DOT Announces Vision to Reimagine and Repair BQE until 2040, Partly by Reducing Oversized Truck Traffic

     by Yehudit Garmaise

     Mayor Bill de Blasio announced this morning four new strategies that are part of the vision of the Department of Transportation (DOT) to extend the life for another 20 years  of the corridor of the Brooklyn-Queens Expressway (BQE) that holds the Triple Cantilever and the cantilever, itself.

     The 0.4 mile-long Triple Cantilever, which was built between 1944 and 1948, carries the BQE with three eastbound lanes that are above three westbound lanes, with the Brooklyn Promenade on top.

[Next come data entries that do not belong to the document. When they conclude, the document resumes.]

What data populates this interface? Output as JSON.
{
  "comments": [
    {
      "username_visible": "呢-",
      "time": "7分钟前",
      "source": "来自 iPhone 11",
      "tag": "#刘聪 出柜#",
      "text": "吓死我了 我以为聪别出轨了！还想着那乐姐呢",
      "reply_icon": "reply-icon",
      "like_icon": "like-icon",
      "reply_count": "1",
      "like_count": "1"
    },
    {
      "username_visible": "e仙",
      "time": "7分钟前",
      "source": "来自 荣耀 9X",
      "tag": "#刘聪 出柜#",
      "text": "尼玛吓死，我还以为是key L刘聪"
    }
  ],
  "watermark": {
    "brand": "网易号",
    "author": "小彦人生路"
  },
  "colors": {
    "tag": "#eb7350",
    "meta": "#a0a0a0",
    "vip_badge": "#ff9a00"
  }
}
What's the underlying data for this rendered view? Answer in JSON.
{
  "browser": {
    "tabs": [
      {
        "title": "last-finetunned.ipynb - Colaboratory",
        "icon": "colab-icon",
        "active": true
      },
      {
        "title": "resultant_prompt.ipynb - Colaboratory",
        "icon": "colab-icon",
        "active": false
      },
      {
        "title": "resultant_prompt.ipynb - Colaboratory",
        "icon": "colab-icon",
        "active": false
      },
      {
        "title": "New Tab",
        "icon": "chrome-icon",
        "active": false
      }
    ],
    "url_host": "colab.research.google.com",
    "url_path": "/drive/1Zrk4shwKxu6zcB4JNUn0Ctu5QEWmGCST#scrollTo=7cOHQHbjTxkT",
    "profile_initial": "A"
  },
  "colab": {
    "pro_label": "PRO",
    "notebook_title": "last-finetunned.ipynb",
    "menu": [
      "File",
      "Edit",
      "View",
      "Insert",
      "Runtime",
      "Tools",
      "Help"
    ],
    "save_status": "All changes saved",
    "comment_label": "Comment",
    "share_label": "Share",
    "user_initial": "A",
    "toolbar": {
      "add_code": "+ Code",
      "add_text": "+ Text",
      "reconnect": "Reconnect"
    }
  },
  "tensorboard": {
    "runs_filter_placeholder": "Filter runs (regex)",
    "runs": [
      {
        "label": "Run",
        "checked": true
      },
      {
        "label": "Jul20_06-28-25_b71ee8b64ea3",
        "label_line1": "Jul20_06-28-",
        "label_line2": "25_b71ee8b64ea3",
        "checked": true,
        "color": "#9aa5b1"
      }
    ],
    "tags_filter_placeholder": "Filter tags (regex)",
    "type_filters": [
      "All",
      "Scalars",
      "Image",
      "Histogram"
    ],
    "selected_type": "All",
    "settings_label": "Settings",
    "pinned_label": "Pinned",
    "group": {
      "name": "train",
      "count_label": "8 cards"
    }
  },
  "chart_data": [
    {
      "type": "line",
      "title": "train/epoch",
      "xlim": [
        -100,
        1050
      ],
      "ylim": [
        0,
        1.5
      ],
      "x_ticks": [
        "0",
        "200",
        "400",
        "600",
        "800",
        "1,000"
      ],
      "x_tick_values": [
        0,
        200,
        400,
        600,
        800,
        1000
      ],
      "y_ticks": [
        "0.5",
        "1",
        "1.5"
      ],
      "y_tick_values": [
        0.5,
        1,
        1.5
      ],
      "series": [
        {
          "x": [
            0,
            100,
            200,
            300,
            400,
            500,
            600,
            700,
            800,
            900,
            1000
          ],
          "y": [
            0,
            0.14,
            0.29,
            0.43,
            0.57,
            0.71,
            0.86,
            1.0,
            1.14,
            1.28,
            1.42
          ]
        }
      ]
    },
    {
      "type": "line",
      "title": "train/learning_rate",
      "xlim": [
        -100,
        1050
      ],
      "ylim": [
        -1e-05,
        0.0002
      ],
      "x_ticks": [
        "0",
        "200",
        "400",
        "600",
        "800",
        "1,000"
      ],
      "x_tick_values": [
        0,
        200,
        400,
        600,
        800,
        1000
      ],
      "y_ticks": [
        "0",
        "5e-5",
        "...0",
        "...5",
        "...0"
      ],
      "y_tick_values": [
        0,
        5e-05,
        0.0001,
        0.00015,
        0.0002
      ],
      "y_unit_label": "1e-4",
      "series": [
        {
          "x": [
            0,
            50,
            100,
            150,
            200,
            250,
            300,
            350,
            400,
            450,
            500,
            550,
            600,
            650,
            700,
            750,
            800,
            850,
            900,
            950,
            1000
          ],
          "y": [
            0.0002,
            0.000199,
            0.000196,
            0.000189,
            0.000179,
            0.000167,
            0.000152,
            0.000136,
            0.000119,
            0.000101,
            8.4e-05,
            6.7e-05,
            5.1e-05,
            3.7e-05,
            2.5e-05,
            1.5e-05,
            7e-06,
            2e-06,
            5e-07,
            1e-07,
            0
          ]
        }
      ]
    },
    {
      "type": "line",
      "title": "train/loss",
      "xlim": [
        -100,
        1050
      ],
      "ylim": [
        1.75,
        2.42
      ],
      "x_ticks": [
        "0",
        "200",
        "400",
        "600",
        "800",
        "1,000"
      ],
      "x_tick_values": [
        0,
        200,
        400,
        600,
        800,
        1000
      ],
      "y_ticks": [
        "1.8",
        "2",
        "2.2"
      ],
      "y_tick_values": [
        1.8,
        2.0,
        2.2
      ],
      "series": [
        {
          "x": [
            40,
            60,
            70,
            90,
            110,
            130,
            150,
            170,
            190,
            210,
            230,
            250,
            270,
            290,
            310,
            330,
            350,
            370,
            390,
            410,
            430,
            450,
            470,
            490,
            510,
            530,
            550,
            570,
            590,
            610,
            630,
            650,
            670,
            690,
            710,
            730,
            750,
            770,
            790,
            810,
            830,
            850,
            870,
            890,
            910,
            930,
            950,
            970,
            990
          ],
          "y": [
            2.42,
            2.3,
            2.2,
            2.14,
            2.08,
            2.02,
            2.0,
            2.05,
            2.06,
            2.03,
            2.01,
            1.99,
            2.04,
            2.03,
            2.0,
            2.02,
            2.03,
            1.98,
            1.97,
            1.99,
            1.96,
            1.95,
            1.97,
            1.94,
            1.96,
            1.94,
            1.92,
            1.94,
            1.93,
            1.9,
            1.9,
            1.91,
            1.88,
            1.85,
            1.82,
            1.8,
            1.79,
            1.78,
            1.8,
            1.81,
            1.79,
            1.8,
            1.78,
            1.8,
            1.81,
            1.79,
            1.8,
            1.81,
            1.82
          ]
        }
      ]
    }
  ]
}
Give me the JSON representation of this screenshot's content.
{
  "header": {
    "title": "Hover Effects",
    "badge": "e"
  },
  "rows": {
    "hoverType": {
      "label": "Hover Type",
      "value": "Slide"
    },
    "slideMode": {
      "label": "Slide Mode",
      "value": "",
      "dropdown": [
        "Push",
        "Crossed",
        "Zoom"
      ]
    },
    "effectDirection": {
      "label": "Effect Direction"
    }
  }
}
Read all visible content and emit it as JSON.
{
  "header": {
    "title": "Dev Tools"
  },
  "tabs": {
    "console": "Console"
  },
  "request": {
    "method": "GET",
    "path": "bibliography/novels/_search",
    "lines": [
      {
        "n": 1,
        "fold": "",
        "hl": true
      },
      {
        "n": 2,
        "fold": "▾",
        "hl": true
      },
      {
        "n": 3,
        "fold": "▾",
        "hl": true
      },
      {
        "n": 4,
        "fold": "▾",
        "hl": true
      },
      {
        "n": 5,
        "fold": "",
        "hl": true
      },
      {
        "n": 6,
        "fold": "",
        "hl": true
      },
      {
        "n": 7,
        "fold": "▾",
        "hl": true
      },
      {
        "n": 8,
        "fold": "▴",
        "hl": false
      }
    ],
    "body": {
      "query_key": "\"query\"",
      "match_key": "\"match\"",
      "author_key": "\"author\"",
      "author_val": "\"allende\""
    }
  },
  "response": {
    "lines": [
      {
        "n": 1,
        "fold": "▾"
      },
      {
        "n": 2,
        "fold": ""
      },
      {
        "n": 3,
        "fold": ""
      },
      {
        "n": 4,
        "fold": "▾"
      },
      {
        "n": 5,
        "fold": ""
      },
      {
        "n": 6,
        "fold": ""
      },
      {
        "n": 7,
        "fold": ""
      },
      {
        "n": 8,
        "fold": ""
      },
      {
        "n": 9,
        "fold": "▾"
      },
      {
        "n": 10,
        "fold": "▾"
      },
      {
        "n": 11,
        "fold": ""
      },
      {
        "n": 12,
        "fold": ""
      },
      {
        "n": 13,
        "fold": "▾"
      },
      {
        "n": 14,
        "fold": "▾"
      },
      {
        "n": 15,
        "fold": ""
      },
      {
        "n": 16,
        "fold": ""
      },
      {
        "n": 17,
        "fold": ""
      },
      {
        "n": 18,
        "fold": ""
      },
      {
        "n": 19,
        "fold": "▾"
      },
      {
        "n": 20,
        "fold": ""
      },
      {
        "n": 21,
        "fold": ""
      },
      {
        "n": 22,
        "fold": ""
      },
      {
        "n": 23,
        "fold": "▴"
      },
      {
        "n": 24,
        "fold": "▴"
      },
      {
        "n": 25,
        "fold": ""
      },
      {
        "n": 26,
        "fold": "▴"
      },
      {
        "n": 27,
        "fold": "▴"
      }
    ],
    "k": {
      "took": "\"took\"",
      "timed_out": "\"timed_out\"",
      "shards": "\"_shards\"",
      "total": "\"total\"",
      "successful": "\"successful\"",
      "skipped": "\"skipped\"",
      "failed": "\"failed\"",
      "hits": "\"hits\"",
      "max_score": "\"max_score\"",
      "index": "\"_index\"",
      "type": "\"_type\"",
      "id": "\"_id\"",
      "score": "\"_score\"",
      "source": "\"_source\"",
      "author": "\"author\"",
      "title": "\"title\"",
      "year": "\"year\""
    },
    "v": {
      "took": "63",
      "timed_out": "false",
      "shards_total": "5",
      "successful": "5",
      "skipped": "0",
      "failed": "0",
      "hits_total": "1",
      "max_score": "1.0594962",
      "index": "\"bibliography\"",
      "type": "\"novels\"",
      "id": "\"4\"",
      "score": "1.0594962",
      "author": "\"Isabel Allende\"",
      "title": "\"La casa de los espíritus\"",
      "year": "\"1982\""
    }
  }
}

    The corridor that holds the Triple Cantilever, which the mayor said is “a crucial section of the BQE that we have to protect,” needs preservation and maintenance “to make sure that safety is preserved,” said the mayor, who explained that “right-sizing lanes, waterproofing, and enforcing weight limits of trucks” are also part of the vision of the DOT.

     In addition to repair and monitoring of the Triple Cantilever, which some say is crumbling, Mayor de Blasio said that what the city most needs to do to protect the safety of the BQE is to reduce its use by large trucks, whose excessive weight overloads and damages the structure.

     “We have to take big turn away from the massive trucks that too often have caused problems not just for the BQE, but for life in the city,” the mayor said.

     “Just as Mayor de Blasio challenged us to reimagine and reexamine how we move people in this city to reduce our dependence on private cars, we need to do exactly the same thing with freight for large diesel trucks,” said DOT Commissioner Hank Gutman, who explained that the growth in e-commerce that was caused by the pandemic has only caused freight demands to grow.

     “There is no reason to believe [the freight demands of e-commerce] is going to change, but we cannot solve that problem by putting more big diesel trucks on our city streets,” Gutman explained. “[Large trucks destroy our aging infrastructure, they pollute our air, they contribute to climate change, and they absolutely ruin the quality of life in residential communities where they have no business legally being.”

     Instead of continuing to rely on large diesel trucks for freight, Gutman proposed that the city increase its reliance on both trains and boats to transport consumer goods.

     “We can increase our use of rail, and we can turn back to our rivers, which were our original highways, and use them just as we are now doing for passenger ferries, we can do for freight ferries,” Gutman said.

    Instead of large, oversized trucks making local deliveries for ends of the journeys of consumer goods, Gutman envisioned the creation of “intermodal distribution centers in all five boroughs, where things can be offloaded into carts and small electric vehicles for last-mile deliveries.”

     “This is our vision of how to move away from truck traffic and move things around New York City in a better way, a greener way, a cleaner way, a safer way,” the mayor said.